A band gap in semiconductor terminology is not the difference between two rock groups. Semiconductors – like the silicon of computer chips – are structured in bands of energy where electrons flow along the bands but may or may not be able to move between bands. Two such bands are the valence band (the highest band filled with electrons) and the conduction band (the lowest unfilled band to accept electrons). The band gap is the energy difference between these two bands, or put another way, it is the amount of energy needed for an electron to jump from the valence band to the conductor band. Materials with a large band gap are insulators. Semiconductors have very small band gaps that act like insulators at absolute zero, but allow electrons to jump at higher temperatures. Materials with no band gap are conductors, such as copper.
This seems like esoteric stuff, but it’s the band gap that makes a semiconductor the key material for modern electronics. Graphene, nanoscale sheets of carbon one atom thick, has no band gap – making it effectively a conductive material and not useful for electronics.
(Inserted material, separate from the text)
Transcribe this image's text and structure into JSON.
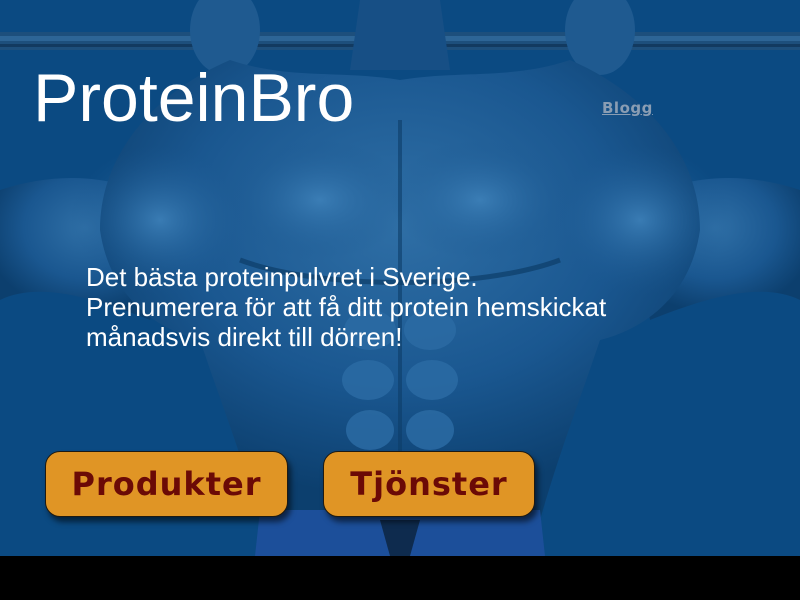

However, it’s possible to manufacture band gaps in graphene by cutting it into a matrix of ribbons (with gaps between ribbons). Unfortunately, this arrangement in graphene is difficult to manufacture and not very efficient. That’s where new work by Yu Huang, a professor of materials science and engineering at the UCLA, and her team may have found a better approach.
They created a new graphene nanostructure called a graphene nanomesh by taking one or more layers of graphene and punching a high-density array of nanoscale holes. The distance between the holes determines the properties of the band gap created – and importantly, can be manufactured to a high degree of precision. The graphene nanomesh can handle far more electrical energy than standard graphene sheets, while retaining about the same on-off ratio (the ratio of current in the on or off position). Control of the distance between holes of the mesh also controls this on-off ratio.
Graphene in the nanomesh configuration, produced by new techniques that create large sheets of graphene, make graphene a very viable candidate to replace traditional (and more expensive) silicon semiconductor material. Graphene also has electrical properties that improve its value for electronics.
“The concept of the GNM therefore points to a clear pathway towards practical application of graphene as a semiconductor material for future electronics. The unique structural and electronic characteristics of the GNMs may also open up exciting opportunities in highly sensitive biosensors and a new generation of spintronics, from magnetic sensing to storage,” said Huang.